15 h 30, Bartek Knapik : Recovery of linear functionals in the infinite-dimensional normal mean model
We consider a generalization of the infinite-dimensional normal mean model in which the mean is related to the parameter of interest through a known injective linear transformation. Our interest lies in the recovery of linear functionals of the parameter. We employ Bayesian paradigm by putting a Gaussian prior on the parameter of interest and show that the corresponding posterior distribution contracts around the true value of the linear functional at a rate that depends on the smoothness of the truth, the smoothness and scale of the prior, spectral properties of the transformation of the mean, and the smoothness of the linear functional. We consider not only continuous linear functionals, but also certain class of discontinuous functionals (containing for instance point evaluation when the parameter of interest is a function). We also study the frequentist coverage of Bayesian credible intervals, including a semiparametric version of the Bernstein-von Mises theorem. This talk is based on a joint work with Aad van der Vaart (Leiden University) and Harry van Zanten (University of Amsterdam)
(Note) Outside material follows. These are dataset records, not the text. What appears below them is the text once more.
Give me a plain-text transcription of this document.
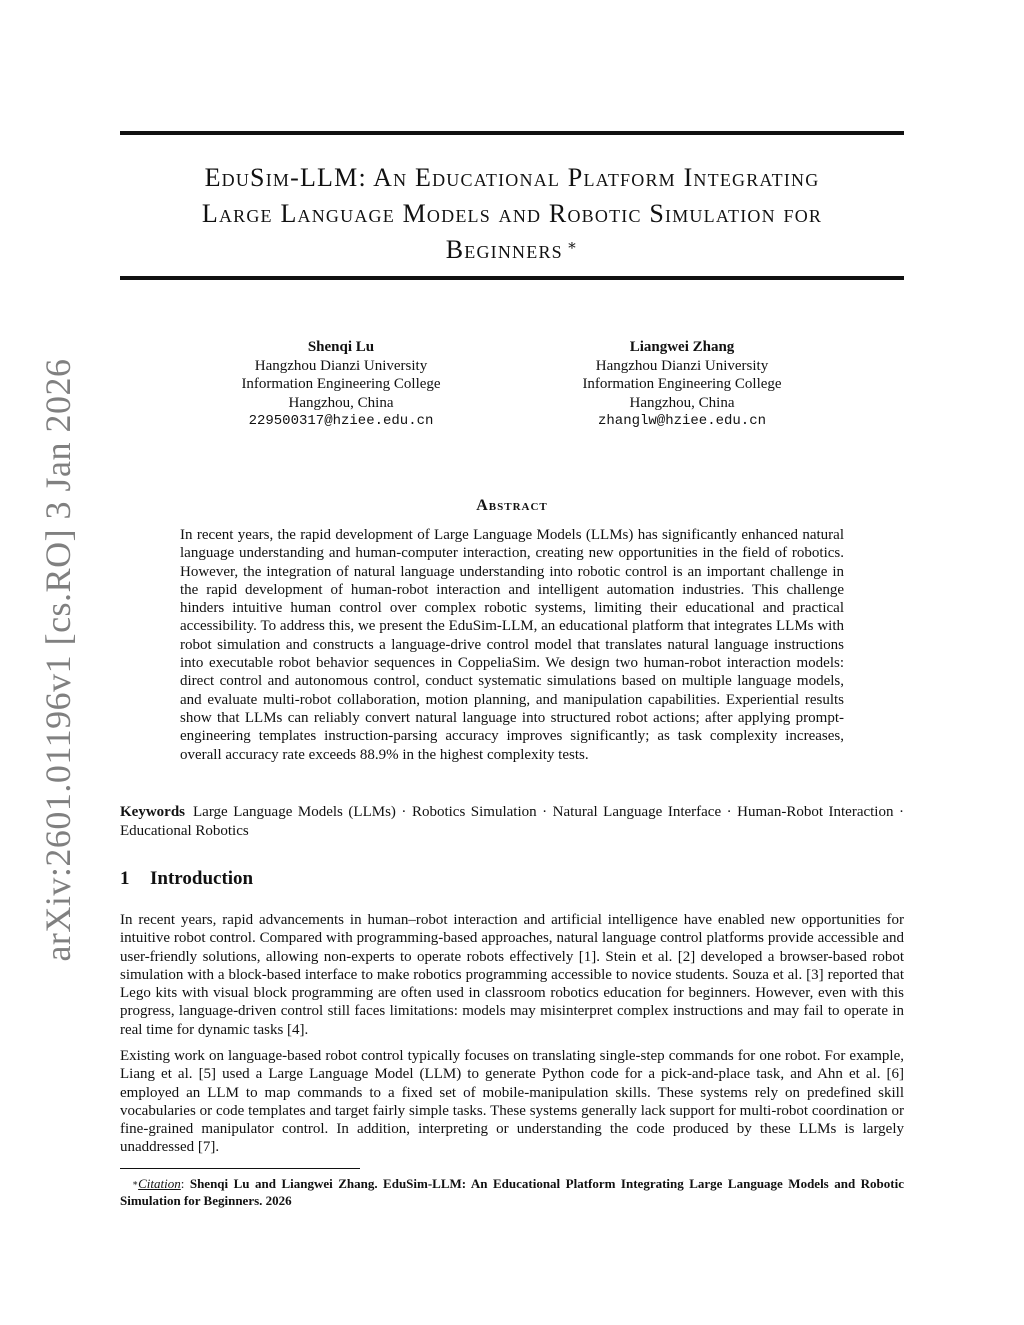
arXiv:2601.01196v1 [cs.RO] 3 Jan 2026
EduSim-LLM: An Educational Platform Integrating
Large Language Models and Robotic Simulation for
Beginners ∗
Shenqi Lu
Hangzhou Dianzi University
Information Engineering College
Hangzhou, China
229500317@hziee.edu.cn
Liangwei Zhang
Hangzhou Dianzi University
Information Engineering College
Hangzhou, China
zhanglw@hziee.edu.cn
Abstract
In recent years, the rapid development of Large Language Models (LLMs) has significantly enhanced natural language understanding and human-computer interaction, creating new opportunities in the field of robotics. However, the integration of natural language understanding into robotic control is an important challenge in the rapid development of human-robot interaction and intelligent automation industries. This challenge hinders intuitive human control over complex robotic systems, limiting their educational and practical accessibility. To address this, we present the EduSim-LLM, an educational platform that integrates LLMs with robot simulation and constructs a language-drive control model that translates natural language instructions into executable robot behavior sequences in CoppeliaSim. We design two human-robot interaction models: direct control and autonomous control, conduct systematic simulations based on multiple language models, and evaluate multi-robot collaboration, motion planning, and manipulation capabilities. Experiential results show that LLMs can reliably convert natural language into structured robot actions; after applying prompt-engineering templates instruction-parsing accuracy improves significantly; as task complexity increases, overall accuracy rate exceeds 88.9% in the highest complexity tests.
Keywords Large Language Models (LLMs) · Robotics Simulation · Natural Language Interface · Human-Robot Interaction · Educational Robotics
1 Introduction
In recent years, rapid advancements in human–robot interaction and artificial intelligence have enabled new opportunities for intuitive robot control. Compared with programming-based approaches, natural language control platforms provide accessible and user-friendly solutions, allowing non-experts to operate robots effectively [1]. Stein et al. [2] developed a browser-based robot simulation with a block-based interface to make robotics programming accessible to novice students. Souza et al. [3] reported that Lego kits with visual block programming are often used in classroom robotics education for beginners. However, even with this progress, language-driven control still faces limitations: models may misinterpret complex instructions and may fail to operate in real time for dynamic tasks [4].
Existing work on language-based robot control typically focuses on translating single-step commands for one robot. For example, Liang et al. [5] used a Large Language Model (LLM) to generate Python code for a pick-and-place task, and Ahn et al. [6] employed an LLM to map commands to a fixed set of mobile-manipulation skills. These systems rely on predefined skill vocabularies or code templates and target fairly simple tasks. These systems generally lack support for multi-robot coordination or fine-grained manipulator control. In addition, interpreting or understanding the code produced by these LLMs is largely unaddressed [7].
∗Citation: Shenqi Lu and Liangwei Zhang. EduSim-LLM: An Educational Platform Integrating Large Language Models and Robotic Simulation for Beginners. 2026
15 h 55, Laure Sansonnet : Estimation non-paramétrique dans un modèle d'interactions poissoniennes et application à des données génomiques
L'objet de cet exposé est de présenter une approche statistique pour étudier les dépendances entre deux événements modélisés par des processus ponctuels. On s'intéressera en particulier au domaine de la génomique afin de détecter des distances favorisées ou évitées entre deux motifs le long d'un génome suggérant de possibles interactions à un niveau moléculaire. Pour cela, on introduira une fonction dite de reproduction qui permet de quantifier les positions préférentielles des motifs et qui est modélisée par l'intensité d'un processus de Poisson. On s'intéressera d'abord à l'estimation de cette fonction que l'on suppose très localisée. A l'aide des bases d'ondelettes (en pratique, la base de Haar) et des techniques de seuillage, on construira un estimateur adaptatif qui satisfait une inégalité de type oracle. On présentera ensuite brièvement la procédure pratique mise en place et enfin, on appliquera la méthode à l'analyse de la dépendance entre les sites promoteurs et les gènes chez la bactérie E. coli en s'appuyant sur un jeu de données réelles.
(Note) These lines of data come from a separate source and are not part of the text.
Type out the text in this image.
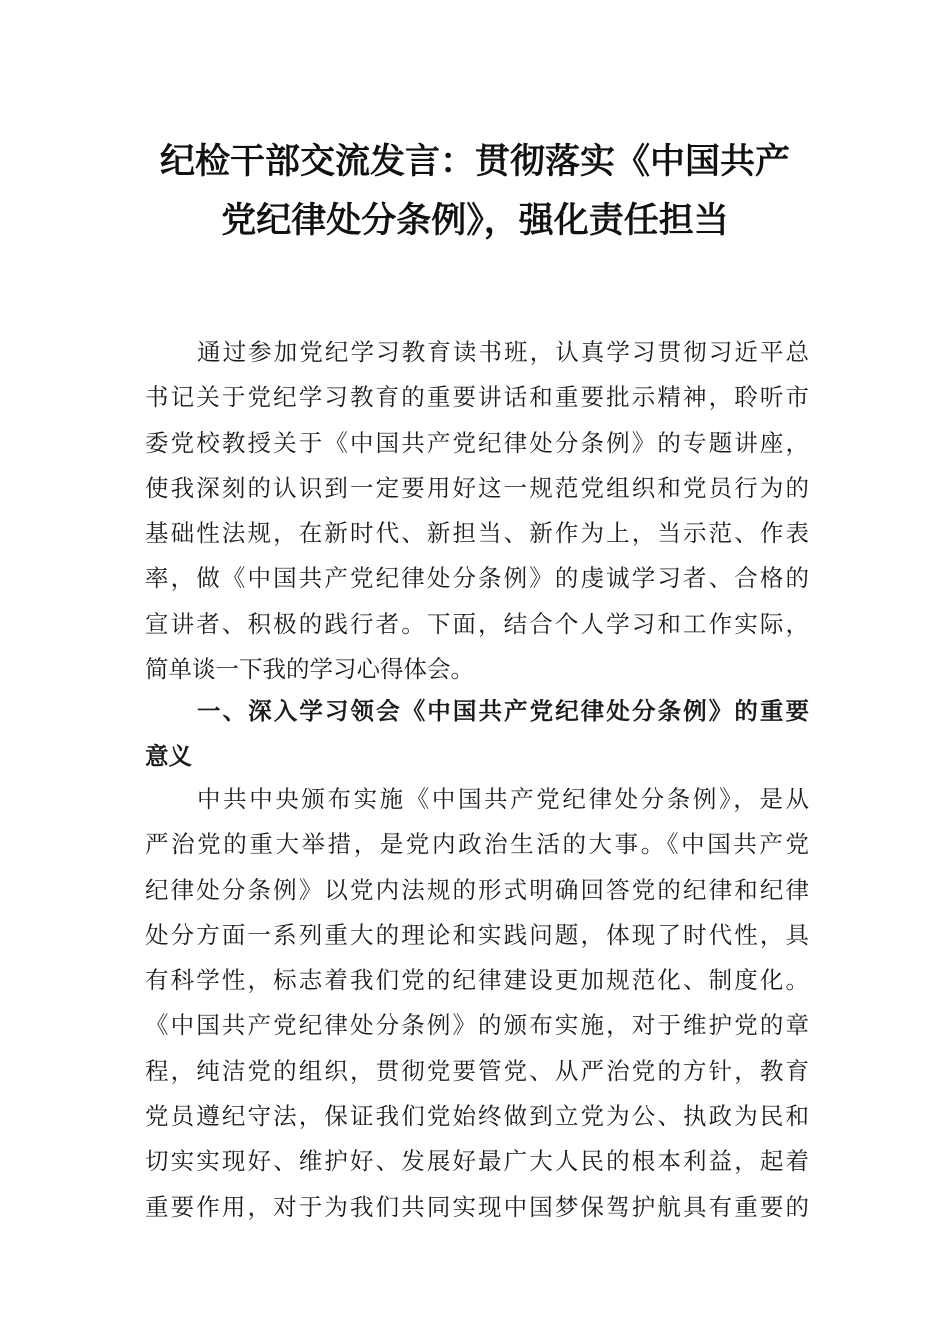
纪检干部交流发言：贯彻落实《中国共产
党纪律处分条例》，强化责任担当
通过参加党纪学习教育读书班，认真学习贯彻习近平总
书记关于党纪学习教育的重要讲话和重要批示精神，聆听市
委党校教授关于《中国共产党纪律处分条例》的专题讲座，
使我深刻的认识到一定要用好这一规范党组织和党员行为的
基础性法规，在新时代、新担当、新作为上，当示范、作表
率，做《中国共产党纪律处分条例》的虔诚学习者、合格的
宣讲者、积极的践行者。下面，结合个人学习和工作实际，
简单谈一下我的学习心得体会。
一、深入学习领会《中国共产党纪律处分条例》的重要
意义
中共中央颁布实施《中国共产党纪律处分条例》，是从
严治党的重大举措，是党内政治生活的大事。《中国共产党
纪律处分条例》以党内法规的形式明确回答党的纪律和纪律
处分方面一系列重大的理论和实践问题，体现了时代性，具
有科学性，标志着我们党的纪律建设更加规范化、制度化。
《中国共产党纪律处分条例》的颁布实施，对于维护党的章
程，纯洁党的组织，贯彻党要管党、从严治党的方针，教育
党员遵纪守法，保证我们党始终做到立党为公、执政为民和
切实实现好、维护好、发展好最广大人民的根本利益，起着
重要作用，对于为我们共同实现中国梦保驾护航具有重要的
16 h 20, Samuel Vaiter : The Degrees of Freedom of the Group Lasso for a General Design
In this paper, we are concerned with regression problems where covariates can be grouped in nonoverlapping blocks, and where only a few of them are assumed to be active. In such a situation, the group Lasso is an at- tractive method for variable selection since it promotes sparsity of the groups. We study the sensitivity of any group Lasso solution to the observations and provide its precise local parameterization. When the noise is Gaussian, this allows us to derive an unbiased estimator of the degrees of freedom of the group Lasso. This result holds true for any fixed design, no matter whether it is under- or overdetermined. With these results at hand, various model selec- tion criteria, such as the Stein Unbiased Risk Estimator (SURE), are readily available which can provide an objectively guided choice of the optimal group Lasso fit.